Raw ddRad-Seq data must contain pieces of mtDNA sequences, but I did not come across to any resources showing how to fish for mtDNA sequences. Do you know anyone doing this? or do you know any softwares/packages that would help?
I'm lucky enough to have a reference chloroplast genome for the organism I'm working on so have been able to pull out this data from my ddRADseq reads. If there's one available for your study organism (or a closely related organism) then this is the way to go. There's probably an appropriate bioinformatics pipeline that would be able to do this for your whole data set for you (I'm just starting out so am not sure!), but otherwise importing the reference into a program like Geneious or CLC Genomics and mapping a portion of your reads might be a good start. Be aware that you may also pull out reads from nuclear copies of some of the mtDNA genes which can complicate the interpretation of the data.
We have used RNA miseq read to map to a reference genome, if you have a reference genome you can probably align the mtDNA present to the reference genome.
The simply rational as to why there are no programs for fishing out mtDNA from ddRAD data is that there are almost no mtDNA loci in data for organisms that have a large genome size (which makes up most if not all ddRAD projects). For example, a human nuclear genome is ~200,000 times larger than its mitochondrial genome, thus if you assume that restriction sites are randomly distributed then you would expect one out of every 200,000 loci would be a mtDNA locus. Thus, the probability that of getting even one mtDNA fragment in a ddRAD data set is rare.
If you did want to see if there were any mtDNA loci in your ddRAD data you could run your data there pyRAD which creates a .loci file for each RAD locus. You could then blast each of these loci files against a blast database of mtDNA and see if any match. You may get a few matches, however it is far more likely that any matches you do get are actually nuclear copies of the mitochondrial genes than actually mitochondrial fragments.
You are absolutely right about RAD-seq data. Since RAD-seq uses a random shear step and no size selection you should get all fragments next to a restriction site in both mtDNA and nDNA. You can also do paired end sequencing end assemble rather large contigs and thus may be able to even assemble a mtDNA genome from a pair-end RAD-seq data set. I did not think about that before.

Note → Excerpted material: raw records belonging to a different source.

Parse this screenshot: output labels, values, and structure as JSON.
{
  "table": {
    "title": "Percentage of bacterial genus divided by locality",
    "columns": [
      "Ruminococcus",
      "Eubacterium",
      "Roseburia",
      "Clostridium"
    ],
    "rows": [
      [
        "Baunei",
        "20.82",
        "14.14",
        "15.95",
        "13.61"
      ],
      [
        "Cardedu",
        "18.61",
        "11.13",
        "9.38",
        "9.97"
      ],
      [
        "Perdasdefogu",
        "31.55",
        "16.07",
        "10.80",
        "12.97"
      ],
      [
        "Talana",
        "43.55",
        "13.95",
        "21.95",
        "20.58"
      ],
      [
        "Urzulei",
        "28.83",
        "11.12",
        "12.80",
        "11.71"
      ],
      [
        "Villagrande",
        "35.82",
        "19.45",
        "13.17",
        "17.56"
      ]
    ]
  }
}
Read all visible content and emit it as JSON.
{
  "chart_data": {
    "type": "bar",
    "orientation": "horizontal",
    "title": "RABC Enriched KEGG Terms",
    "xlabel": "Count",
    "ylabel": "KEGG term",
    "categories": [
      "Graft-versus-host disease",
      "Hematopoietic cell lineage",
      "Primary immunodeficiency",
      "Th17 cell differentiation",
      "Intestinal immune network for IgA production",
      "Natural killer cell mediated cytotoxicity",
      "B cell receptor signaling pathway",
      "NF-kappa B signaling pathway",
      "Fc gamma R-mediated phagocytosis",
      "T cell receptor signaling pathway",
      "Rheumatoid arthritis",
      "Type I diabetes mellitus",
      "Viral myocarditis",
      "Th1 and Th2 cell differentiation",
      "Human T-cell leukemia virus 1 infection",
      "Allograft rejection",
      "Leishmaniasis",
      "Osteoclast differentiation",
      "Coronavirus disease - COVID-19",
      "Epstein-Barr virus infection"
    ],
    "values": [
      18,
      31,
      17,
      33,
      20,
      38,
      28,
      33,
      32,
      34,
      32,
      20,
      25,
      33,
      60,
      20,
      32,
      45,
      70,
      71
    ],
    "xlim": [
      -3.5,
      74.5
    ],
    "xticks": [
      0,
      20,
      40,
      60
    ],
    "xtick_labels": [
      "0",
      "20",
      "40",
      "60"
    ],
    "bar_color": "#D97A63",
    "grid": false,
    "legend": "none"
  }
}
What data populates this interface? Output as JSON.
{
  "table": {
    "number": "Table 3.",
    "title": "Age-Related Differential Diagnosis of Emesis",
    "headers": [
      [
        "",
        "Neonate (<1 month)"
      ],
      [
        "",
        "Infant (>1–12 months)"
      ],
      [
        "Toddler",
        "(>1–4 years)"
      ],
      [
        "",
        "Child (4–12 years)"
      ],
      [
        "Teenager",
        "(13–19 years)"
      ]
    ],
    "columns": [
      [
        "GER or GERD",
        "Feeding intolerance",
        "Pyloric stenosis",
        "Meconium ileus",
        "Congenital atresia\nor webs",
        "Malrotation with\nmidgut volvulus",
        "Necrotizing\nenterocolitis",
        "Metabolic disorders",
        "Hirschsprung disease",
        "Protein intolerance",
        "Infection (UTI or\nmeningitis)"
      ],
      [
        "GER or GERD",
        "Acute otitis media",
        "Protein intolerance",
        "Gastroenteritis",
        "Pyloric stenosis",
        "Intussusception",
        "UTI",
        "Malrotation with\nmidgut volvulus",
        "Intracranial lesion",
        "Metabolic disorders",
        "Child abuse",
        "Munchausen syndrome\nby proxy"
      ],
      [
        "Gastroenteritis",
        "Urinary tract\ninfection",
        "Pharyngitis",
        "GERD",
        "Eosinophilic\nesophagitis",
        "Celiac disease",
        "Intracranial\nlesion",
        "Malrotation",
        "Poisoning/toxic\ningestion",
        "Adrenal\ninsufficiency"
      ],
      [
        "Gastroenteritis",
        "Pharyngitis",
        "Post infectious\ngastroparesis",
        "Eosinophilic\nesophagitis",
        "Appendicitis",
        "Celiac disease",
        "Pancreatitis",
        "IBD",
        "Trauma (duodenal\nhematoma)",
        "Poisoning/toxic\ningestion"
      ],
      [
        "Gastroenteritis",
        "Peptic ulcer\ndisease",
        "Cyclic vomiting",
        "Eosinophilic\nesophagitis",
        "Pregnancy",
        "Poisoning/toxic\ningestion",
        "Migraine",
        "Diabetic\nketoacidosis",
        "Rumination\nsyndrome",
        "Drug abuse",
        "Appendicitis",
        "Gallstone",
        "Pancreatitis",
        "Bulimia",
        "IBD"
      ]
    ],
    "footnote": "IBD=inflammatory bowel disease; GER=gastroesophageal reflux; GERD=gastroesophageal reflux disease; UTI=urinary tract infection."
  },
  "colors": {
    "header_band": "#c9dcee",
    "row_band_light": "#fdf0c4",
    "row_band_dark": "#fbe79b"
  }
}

However, for ddRAD there is no random shear step and there is a size selection to reduce the number of loci in a library. Thus, most ddRAD libraries have fewer loci with higher coverage or more samples (although this is not always the case). This is the benefit of ddRAD, it is cheaper since there is no random shearing and you can reduce your library down to a much smaller number of loci, which allows you to pool more samples and still get high coverage. Thus, since you are only getting a subset of the total loci with ddRAD I would expect the probability of getting mtDNA loci out of the subset to be fairly low (although this will increase as you increase your size selection which will increase the total number of loci).
You could increase the size selection (i.e. 200bps-1000bps) for a ddRAD library and increase the sequencing effort and get more mtDNA loci, but this seems odd to do with ddRAD. However, I may be wrong. It would be interesting to see if you could do the same mapping for a ddRAD data set and see what you get. If you do get mtDNA loci from a ddRAD data set I think that Gozde would be very appreciative if you described the tools you used to do so.
I'd agree with the conclusion from the discussion between Max and Arthur above - because of the very small size of mtDNA genomes relative to nuclear genomes, and because the size selection step in RADseq protocols actually samples a small proportion of the total DNA in the library, it would seem to me that a RADseq approach would be a fairly inefficient way to get mtDNA sequence data.
It is hard. But it is not impossible (I just retrieved 549 reads, not a lot, but I was able to assign mtDNA haplogroup). For vertebrates, many archival tissues are muscle, i.e. pectoral tissue for birds. These are mtDNA enriched. When you do whole genome shotgun sequencing, we have found that up to 4% of the reads are mtDNA. Get a good reference genome for your mtDNA, and then use bbmap bbsplit. Then map in something like Geneious. Works well.
Out of curiosity was the 549 reads from ddRAD data and if so how many loci did you get and what is the genome size of the organism? Just interested to see how theory matches up with practice.
As Matthew stated it is not impossible but you don't get very many. For most of my ddRAD data, I went back and looked at a few individuals to see if there were any mtDNA reads in there. I typically found only 1-3 of the raw reads out of ~ million reads (pre-processed) per sample could be mapped to the reference mitogenome. After filtering and applying thresholds, our final ddRAD datasets usually consists of around 4000 loci. Genome size is about 1.2Gb.